(concurring). The facts are sufficiently stated in the opinion of Mr. Justice Grant. From this statement, it appears that the title to the bill was never in fact amended. The bill continued to bear its original *176title, in which it was introduced, and in which it was transmitted from the Senate to the House. The identity of the bill is clear, and there can be no doubt as to what bill both branches of the Legislature acted upon. The error of the clerk in transcribing the title, or the error of a member in calling up the bill, ought not to defeat the will of the Legislature, where it is clear that the bill upon which the Legislature in fact acted, and which the Governor signed, had a proper entitling. See opinions of Campbell and Christiancy, JJ., in People v. Supervisor of Onondaga, 16 Mich. 258, 260.
I also concur in the view of Mr. Justice Grant that the legislative intent to repeal all other statutes relating to the control and management of the institutions named in the title is clear. Respondent's counsel invoke the rule that where the later statute, covering the same subject-matter, has a repealing clause, repealing all acts and parts of acts inconsistent with the later enactment, the repealing clause is a limitation upon the extent to which it was intended that the former acts should cease to be operative; and there are cases which hold to this rule of construction where the other provisions of the later act do not make the legislative intent clear to supersede all prior provisions upon the general subject. See Gaston v. Merriam, 33 Minn. 271; Lewis v. Stout, 22 Wis. 234; In re Henderson’s Tobacco, 11 Wall. 652. But as was said by Mr. Justice Strong in U. S. v. Claflin, 97 U. S. 551:
“While repeals by implication are not favored, and while it is held that a statute is not repealed by the later one containing no repealing clause, unless the later statute is positively repugnant to the former, or is a plain substitute for it, supplying its provisions, it is still true that repeal or no repeal, substitution or no substitution, is a question of legislative intention."
So, in the present case, the entitling of the act, which is au act to “revise” and “consolidate” the laws relating *177to the subject, leaves little room for doubt that the purpose of the Legislature was to embody in the act itself all laws which should remain of force, relating to the control of the State institutions named. The use of the word “ consolidate ” indicates very clearly that the purpose of the Legislature was to collect in one act the law relating to the subject.
A very similar question arose in the case of Tafoya v. Garcia, 1 New Mex. 480. A statute was. passed entitled “An act relative to the revision of the statutes.” This was done upon the report of a commission empowered by law to collect, revise, and put into systematic order the laws then in force in the territory, and to recommend such changes and amendments of existing laws as the commission might deem necessary and proper to give effect to said laws, with a provision that said commission, on making their report to the Legislature of the revision of the laws .proposed by them, should report at the same time the changes and amendments for adoption or rejection by the legislative assembly. The act hearing the above title, “Relative to the revision of the statutes,” contained a preamble as follows:
“Whereas, the commission of revisers appointed by the governor have reported to this assembly, through the joint committee of both houses, a revision of the statutes of this territory: Therefore be it enacted that the revision of the statutes, commencing with article 1, and ending with article 67, with all and each of the articles and chapters inclusive, be, and the same are hereby, declared to be the revised statutes and laws of the territory of New Mexico, and as such shall have full force and effect in all courts thereof. ”
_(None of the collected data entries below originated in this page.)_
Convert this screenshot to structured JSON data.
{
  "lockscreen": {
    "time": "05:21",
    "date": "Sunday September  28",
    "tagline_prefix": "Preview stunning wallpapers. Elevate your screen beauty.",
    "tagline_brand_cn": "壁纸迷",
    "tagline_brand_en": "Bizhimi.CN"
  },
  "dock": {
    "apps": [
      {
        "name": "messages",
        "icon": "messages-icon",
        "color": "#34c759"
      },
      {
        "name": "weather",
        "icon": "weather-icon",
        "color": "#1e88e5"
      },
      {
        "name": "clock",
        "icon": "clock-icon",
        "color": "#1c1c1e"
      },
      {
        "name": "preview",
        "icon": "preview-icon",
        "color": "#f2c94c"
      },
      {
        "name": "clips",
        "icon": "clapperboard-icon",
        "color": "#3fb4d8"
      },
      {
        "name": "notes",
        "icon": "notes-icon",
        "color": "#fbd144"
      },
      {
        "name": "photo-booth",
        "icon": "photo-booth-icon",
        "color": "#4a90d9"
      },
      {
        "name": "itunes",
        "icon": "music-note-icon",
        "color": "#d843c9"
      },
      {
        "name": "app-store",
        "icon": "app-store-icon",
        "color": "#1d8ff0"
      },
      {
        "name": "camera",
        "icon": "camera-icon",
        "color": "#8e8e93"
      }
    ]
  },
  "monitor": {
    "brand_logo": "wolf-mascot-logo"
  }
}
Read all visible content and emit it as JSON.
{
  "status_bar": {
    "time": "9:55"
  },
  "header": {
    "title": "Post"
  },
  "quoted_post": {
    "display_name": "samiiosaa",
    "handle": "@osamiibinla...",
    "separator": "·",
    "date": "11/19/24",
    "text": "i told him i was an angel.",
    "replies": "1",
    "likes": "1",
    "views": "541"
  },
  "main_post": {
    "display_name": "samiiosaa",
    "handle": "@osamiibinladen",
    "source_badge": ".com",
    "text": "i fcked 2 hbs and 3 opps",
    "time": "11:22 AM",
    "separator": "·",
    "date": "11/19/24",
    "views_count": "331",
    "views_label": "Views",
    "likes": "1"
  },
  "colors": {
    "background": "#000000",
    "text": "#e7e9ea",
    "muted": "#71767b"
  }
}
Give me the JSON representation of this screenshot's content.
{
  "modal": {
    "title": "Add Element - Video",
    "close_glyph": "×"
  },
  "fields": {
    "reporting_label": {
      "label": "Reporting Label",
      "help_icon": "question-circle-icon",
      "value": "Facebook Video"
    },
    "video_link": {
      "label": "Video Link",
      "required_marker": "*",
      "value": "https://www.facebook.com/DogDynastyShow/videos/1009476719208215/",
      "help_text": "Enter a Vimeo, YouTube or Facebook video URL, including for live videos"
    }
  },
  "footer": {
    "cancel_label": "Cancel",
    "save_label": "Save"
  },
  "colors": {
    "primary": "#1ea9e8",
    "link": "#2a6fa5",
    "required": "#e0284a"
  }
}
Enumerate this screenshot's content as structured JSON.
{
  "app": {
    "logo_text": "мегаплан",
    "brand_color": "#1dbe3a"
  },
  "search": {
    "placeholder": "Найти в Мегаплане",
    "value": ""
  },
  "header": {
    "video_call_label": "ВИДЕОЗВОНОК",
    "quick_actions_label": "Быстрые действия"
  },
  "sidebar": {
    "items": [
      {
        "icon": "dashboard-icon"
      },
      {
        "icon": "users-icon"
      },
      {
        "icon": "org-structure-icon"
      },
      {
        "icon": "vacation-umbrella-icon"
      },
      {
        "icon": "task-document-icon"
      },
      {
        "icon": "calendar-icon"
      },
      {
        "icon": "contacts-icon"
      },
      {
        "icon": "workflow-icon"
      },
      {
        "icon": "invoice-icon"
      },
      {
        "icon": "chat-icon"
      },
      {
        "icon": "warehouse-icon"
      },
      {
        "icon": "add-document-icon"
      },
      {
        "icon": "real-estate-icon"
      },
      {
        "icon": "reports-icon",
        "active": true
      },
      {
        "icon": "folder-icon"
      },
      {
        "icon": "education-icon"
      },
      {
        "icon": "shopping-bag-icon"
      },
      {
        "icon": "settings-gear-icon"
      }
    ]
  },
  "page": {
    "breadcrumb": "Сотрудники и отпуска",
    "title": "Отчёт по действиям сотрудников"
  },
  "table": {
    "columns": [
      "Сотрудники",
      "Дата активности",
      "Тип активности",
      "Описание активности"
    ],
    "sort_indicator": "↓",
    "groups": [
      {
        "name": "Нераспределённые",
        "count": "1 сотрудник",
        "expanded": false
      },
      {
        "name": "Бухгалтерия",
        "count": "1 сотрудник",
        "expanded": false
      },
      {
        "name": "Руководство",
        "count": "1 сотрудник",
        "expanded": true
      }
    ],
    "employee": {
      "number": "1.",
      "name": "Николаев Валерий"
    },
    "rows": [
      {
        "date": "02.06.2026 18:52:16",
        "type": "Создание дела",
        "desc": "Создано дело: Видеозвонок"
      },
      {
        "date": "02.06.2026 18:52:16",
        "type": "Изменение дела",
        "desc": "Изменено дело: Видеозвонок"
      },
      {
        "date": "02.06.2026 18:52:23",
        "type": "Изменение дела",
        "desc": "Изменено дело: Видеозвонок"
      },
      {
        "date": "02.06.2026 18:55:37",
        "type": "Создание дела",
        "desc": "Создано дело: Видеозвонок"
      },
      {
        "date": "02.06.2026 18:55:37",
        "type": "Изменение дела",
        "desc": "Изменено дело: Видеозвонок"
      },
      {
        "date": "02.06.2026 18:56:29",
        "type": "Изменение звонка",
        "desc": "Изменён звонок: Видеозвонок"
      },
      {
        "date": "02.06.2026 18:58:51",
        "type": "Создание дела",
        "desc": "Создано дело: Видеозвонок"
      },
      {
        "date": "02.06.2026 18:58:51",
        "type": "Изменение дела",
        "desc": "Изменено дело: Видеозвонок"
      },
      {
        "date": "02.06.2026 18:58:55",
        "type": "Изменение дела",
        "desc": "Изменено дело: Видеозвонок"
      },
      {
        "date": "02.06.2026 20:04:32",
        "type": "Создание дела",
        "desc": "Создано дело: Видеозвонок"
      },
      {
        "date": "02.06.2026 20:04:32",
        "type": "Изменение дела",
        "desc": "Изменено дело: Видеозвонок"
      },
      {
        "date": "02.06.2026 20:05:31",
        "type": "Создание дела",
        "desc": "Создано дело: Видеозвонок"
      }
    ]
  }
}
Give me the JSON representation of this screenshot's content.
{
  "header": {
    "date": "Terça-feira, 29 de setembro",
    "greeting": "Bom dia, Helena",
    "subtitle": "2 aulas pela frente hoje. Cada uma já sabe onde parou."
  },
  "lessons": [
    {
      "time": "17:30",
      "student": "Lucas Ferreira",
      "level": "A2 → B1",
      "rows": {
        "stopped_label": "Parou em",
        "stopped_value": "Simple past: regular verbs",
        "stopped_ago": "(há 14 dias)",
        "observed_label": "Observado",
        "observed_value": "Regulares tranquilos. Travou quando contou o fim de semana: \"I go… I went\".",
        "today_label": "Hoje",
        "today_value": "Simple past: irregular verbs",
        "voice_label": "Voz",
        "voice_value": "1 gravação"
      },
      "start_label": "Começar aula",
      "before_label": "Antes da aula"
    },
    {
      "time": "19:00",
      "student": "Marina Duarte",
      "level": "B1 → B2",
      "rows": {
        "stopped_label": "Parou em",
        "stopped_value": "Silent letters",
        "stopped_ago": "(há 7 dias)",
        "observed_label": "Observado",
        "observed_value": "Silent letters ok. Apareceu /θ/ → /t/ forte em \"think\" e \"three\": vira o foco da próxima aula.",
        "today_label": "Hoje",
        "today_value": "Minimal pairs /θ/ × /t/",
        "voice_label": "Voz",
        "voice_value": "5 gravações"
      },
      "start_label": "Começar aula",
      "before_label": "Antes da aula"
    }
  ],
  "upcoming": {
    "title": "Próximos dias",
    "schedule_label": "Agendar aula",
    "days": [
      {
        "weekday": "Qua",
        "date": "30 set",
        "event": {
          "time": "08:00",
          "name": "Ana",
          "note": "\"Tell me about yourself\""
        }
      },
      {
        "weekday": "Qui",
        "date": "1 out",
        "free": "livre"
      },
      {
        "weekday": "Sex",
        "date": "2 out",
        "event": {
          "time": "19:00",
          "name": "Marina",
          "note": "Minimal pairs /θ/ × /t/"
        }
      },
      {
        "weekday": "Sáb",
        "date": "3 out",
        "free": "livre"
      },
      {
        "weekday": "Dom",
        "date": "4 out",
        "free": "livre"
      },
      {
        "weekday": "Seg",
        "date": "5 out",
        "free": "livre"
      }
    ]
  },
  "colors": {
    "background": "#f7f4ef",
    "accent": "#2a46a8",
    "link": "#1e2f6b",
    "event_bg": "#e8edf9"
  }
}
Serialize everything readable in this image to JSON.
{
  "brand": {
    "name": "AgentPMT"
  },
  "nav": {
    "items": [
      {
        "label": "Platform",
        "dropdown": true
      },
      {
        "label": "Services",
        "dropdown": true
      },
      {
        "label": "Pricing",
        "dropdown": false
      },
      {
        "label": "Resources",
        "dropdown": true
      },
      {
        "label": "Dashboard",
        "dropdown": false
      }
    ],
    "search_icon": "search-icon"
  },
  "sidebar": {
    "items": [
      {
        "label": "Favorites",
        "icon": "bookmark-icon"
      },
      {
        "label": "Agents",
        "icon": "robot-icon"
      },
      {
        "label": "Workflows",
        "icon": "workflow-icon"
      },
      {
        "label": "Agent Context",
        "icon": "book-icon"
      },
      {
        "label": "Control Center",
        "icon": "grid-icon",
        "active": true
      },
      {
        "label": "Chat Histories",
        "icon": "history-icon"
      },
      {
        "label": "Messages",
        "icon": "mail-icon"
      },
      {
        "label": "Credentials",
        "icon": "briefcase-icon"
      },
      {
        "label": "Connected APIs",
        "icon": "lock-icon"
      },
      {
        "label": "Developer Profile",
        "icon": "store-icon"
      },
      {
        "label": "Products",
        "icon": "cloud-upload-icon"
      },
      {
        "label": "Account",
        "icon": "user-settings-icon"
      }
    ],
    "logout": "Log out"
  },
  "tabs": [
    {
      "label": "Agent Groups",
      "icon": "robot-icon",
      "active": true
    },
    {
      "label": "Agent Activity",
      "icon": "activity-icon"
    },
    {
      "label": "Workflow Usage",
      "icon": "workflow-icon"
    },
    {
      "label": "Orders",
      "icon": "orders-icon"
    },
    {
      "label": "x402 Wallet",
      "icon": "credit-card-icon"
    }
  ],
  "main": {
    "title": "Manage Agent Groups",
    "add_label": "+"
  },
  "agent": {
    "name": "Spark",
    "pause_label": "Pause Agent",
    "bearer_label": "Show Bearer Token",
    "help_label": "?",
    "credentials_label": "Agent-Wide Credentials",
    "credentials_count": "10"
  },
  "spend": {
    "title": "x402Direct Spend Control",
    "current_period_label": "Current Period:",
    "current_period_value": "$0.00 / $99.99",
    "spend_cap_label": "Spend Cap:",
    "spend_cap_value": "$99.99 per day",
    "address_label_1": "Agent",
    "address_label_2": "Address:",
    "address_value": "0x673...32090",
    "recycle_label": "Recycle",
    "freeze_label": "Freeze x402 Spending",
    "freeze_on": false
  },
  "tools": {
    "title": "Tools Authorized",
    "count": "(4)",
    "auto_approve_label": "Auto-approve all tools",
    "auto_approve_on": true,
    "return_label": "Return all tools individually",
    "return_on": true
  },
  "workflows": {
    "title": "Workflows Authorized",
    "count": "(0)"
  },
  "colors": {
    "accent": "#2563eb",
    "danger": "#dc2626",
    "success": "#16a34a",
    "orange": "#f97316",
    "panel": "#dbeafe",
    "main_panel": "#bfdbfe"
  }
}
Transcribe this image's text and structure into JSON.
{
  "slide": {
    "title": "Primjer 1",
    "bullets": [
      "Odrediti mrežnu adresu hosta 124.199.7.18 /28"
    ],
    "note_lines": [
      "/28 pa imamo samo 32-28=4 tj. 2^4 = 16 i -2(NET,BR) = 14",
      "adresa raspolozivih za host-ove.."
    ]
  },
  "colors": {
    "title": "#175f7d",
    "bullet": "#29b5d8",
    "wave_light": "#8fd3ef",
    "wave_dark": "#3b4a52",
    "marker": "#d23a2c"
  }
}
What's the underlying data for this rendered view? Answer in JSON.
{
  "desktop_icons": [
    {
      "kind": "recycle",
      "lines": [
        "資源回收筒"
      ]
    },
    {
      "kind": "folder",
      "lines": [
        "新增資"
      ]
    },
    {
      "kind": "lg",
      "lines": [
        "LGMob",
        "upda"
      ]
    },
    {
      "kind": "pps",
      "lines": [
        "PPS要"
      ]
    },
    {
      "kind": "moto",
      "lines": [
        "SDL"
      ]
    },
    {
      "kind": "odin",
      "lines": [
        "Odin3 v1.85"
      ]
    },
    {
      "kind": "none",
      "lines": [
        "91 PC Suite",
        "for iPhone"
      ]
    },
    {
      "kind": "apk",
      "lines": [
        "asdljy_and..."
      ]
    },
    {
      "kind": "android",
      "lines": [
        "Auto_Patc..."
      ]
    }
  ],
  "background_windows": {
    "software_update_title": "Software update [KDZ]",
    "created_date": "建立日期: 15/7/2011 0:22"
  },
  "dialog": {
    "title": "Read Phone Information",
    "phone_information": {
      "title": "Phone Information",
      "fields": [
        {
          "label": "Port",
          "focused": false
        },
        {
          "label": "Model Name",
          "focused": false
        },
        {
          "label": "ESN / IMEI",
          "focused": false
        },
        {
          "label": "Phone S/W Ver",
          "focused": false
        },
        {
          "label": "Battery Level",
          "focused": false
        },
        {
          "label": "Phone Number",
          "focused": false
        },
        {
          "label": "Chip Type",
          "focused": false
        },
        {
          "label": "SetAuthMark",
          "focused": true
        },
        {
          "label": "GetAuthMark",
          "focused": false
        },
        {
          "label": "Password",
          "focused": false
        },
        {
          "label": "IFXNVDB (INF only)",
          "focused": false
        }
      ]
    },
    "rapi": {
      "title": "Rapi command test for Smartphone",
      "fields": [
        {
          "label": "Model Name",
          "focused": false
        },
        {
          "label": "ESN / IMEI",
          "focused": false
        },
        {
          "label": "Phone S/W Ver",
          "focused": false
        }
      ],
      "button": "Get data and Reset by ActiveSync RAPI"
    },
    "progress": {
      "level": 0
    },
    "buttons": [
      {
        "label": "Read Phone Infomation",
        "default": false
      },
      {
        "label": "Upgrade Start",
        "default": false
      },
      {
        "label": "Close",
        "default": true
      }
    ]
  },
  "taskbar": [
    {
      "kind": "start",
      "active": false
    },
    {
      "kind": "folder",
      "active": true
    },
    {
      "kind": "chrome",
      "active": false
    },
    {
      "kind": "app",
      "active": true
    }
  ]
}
It was held that by the term “ revised statutes ” was not simply meant the compilation or collecting together of existing statutes, but also the amendation or expurgation *178of such provisions as the revisers might deem unnecessary, and that the commissioners may have thought proper, in performing the duties required of them, to amend the statutes by omitting entire statutes in force, or parts of statutes, prior to the session of the legislature at which these revised statutes were adopted. The presumption is much stronger in the present case, when the title to the act indicates a purpose, not only to revise, but to consolidate, the laws relative to the government of these institutions.
In Re Roberts, 51 Mich. 548, the question arose as to whether an act to provide a charter for the city of Detroit, and to repeal all acts and parts of acts in conflict therewith, had the effect to repeal the provisions of a prior charter providing for a central station police court; and the trial of offenders therein. The later act contained no provision relating to this subject. It was contended that only such provisions of the earlier act as were inconsistent with the later were repealed, but it was ruled otherwise. Mr. Justice Campbell, speaking for the Court, said:
“This charter is entitled ‘An act to provide a charter for the city of Detroit, and to repeal all acts and parts of acts in conflict therewith.’ It does not purport to be partial or supplementary, but to be the only charter. There can be no doubt of this purpose, and there can be no doubt that, without very manifest obligation, it cannot be admissible to select out of older charters matters omitted in this, as still in force. If this could be done on one subject, no one can see where the process would stop. There are many omitted provisions which no one would consider repugnant. We must assume that things omitted are designedly omitted.”
This reasoning applies with peculiar force to the -present case. The title to this act leaves no room to doubt the purpose of the Legislature to cover the whole subject of the government and control of these institutions. The rule *179is well settled that, even though, two acts are not repugnant, yet if the later covers the whole subject of the first, and contains provisions showing that it was a substitute, it will operate as a repeal. See Shannon v. People, 5 Mich. 85; Feige v. Railroad Co., 62 Id. 1.
The demurrer should be overruled, and judgment of ouster entered.
McGrath, C. J., concurred with Montgomery, J.